St. Mark and St. Paul from Albrecht Durer's The Four Apostles, 1526.


Presented to the city of Nuremberg, Durer wrote in his letter of dedication, as "a remembrance in respect for your wisdom" for adopting Lutheranism as its official creed, The Four Apostles was his last major painting. An inscription below the painting warns secular authorities to accept the Bible as the only source of truth: "All worldly rulers in these dangerous times should give good heed that they receive not human misguidance for the Word of God, for God will have nothing added to His Word nor taken away from it. Here therefore these four excellent men, Peter, John, Paul, and Mark and their warning." Beneath this admonition were verses from Luther's translation of the New Testament. (When the painting was moved from Protestant Nuremberg to Catholic Munich, the inscription was sawed off.) In this, the right panel of the painting, St.

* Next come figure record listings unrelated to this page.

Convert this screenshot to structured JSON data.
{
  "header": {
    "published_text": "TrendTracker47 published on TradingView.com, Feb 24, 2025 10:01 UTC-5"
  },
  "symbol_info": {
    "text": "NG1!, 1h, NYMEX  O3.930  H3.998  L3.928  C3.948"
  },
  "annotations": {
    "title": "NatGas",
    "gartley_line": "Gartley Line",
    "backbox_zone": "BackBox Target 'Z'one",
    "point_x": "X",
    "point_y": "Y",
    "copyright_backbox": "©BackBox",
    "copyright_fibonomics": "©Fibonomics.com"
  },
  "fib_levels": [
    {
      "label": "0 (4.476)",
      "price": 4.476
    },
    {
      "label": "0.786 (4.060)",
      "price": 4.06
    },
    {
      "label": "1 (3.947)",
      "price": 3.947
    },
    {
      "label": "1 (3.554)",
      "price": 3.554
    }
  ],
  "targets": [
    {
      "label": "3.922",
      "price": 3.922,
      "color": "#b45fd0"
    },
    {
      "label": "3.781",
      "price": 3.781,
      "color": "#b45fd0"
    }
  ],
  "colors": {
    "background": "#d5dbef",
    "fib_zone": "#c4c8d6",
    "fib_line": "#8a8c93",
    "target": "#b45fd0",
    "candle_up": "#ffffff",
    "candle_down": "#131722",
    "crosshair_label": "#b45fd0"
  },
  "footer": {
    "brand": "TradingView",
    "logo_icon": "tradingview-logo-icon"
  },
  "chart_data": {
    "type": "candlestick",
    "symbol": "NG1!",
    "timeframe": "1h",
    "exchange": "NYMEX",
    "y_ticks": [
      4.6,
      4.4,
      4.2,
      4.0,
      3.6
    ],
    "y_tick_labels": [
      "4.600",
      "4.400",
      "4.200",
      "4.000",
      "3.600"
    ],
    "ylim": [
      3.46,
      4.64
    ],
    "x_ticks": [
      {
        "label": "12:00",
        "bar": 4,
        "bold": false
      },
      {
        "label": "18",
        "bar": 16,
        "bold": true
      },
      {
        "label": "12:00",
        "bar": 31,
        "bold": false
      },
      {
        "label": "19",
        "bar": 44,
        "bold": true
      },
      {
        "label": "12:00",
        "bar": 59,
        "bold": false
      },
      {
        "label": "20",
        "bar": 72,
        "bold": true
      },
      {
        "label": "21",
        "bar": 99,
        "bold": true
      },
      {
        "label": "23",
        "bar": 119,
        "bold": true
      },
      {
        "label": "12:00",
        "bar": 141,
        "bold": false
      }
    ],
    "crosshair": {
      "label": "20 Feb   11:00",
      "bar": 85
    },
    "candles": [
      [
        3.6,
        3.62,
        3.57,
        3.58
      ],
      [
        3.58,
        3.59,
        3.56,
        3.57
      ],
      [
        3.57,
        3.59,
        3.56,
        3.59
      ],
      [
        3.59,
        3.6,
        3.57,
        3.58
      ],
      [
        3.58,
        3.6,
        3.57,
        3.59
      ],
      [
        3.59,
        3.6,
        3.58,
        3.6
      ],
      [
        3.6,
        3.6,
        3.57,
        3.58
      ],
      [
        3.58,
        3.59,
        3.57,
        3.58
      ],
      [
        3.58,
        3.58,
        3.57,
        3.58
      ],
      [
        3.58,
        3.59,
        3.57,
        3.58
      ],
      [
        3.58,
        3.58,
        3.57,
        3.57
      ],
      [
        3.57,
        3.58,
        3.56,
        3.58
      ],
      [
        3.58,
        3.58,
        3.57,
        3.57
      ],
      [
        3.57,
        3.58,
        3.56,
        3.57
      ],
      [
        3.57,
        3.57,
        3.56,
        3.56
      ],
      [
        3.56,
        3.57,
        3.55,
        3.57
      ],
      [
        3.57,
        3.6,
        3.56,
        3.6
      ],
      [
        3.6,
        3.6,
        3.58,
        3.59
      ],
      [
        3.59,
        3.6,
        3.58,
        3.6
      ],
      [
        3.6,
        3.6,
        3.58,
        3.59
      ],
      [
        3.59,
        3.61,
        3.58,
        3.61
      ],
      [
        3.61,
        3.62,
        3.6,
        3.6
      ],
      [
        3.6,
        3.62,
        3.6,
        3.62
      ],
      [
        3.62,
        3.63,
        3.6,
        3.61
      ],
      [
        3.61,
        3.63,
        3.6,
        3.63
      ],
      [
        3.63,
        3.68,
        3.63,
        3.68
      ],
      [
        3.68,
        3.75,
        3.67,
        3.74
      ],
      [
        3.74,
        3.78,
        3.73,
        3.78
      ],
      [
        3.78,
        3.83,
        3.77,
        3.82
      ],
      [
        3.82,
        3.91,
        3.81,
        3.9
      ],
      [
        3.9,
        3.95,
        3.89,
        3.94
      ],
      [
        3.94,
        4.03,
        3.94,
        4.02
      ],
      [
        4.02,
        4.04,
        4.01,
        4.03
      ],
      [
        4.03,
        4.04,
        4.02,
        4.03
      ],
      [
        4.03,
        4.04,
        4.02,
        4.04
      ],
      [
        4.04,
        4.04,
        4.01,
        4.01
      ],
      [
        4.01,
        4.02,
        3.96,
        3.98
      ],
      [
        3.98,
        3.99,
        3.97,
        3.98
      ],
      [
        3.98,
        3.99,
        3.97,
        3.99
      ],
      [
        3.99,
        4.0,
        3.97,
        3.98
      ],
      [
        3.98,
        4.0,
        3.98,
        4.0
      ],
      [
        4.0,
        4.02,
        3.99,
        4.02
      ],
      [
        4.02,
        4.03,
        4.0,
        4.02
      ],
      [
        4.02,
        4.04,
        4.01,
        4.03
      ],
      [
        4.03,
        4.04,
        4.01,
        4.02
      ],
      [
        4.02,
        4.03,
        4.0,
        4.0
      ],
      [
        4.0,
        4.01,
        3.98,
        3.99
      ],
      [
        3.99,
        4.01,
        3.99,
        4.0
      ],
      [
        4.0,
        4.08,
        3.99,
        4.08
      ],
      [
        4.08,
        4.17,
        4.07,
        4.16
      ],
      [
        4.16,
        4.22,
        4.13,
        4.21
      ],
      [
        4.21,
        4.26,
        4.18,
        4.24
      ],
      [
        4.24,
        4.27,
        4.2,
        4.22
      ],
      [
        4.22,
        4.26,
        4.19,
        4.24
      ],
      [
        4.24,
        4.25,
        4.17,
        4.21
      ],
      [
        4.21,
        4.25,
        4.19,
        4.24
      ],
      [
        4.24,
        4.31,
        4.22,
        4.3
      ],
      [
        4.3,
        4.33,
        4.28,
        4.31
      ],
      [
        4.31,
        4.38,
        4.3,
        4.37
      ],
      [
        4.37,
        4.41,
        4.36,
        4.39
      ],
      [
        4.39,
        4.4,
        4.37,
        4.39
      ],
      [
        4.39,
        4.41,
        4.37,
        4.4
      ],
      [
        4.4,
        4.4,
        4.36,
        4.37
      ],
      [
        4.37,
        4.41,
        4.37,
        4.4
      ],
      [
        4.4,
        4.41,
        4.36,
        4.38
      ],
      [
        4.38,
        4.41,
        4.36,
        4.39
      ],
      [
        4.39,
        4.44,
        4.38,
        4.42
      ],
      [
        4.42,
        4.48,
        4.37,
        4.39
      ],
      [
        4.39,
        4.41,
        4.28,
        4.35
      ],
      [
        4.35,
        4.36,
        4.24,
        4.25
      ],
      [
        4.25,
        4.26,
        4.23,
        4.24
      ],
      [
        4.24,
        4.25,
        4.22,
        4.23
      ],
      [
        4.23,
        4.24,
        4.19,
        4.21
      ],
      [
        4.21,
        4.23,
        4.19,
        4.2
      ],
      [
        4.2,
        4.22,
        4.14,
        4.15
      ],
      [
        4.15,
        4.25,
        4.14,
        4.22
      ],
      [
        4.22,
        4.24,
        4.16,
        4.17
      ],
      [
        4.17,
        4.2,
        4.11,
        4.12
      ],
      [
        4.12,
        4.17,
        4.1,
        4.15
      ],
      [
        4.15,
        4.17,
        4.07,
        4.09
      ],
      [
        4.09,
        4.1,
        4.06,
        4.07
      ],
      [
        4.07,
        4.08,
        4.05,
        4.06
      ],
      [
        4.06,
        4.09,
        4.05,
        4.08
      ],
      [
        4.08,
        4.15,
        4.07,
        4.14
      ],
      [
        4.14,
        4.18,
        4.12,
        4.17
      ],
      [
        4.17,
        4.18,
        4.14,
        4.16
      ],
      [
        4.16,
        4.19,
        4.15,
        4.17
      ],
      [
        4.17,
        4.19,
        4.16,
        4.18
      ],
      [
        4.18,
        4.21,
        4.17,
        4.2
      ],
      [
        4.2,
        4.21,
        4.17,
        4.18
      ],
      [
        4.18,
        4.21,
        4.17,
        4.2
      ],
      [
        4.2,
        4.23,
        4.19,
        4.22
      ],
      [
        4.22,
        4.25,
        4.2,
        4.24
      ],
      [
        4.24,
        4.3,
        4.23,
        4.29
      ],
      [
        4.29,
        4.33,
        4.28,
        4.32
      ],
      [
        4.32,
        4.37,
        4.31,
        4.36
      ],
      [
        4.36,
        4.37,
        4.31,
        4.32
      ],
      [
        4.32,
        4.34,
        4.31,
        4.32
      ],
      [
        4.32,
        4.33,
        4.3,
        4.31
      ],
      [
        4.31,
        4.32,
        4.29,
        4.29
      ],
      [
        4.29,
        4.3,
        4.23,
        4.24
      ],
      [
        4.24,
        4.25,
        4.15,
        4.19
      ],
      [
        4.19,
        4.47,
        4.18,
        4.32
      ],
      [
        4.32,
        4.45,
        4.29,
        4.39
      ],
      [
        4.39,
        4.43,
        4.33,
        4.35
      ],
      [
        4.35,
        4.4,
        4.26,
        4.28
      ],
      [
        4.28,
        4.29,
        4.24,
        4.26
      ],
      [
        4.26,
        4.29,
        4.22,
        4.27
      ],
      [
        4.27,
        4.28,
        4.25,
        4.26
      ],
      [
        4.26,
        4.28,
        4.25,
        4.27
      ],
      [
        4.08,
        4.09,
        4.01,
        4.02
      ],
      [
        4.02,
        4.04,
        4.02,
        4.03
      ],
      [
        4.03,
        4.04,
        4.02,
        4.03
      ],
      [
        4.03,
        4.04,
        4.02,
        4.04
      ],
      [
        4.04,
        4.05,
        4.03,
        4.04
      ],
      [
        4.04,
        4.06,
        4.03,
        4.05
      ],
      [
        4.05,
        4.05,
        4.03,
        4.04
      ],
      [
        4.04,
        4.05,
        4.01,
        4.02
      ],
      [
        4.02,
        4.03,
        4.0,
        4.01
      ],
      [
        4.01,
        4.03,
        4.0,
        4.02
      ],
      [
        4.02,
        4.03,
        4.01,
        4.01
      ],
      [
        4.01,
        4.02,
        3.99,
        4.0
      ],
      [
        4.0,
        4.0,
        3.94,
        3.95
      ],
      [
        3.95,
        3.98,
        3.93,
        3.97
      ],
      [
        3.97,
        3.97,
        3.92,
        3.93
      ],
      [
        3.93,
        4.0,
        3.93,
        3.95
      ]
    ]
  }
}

Paul in the foreground dominates the figure of St. Mark. To Luther, whom Durer revered, Paul was the "apostle of the reformation," the best teacher and wisest witness after Jesus, and Durer painted him as a stern, imposing, austere figure holding a sword--the sword of Faith from his Epistle to the Ephesians (6:17) and the instrument of his martyrdom--and staring forbiddingly at the viewer.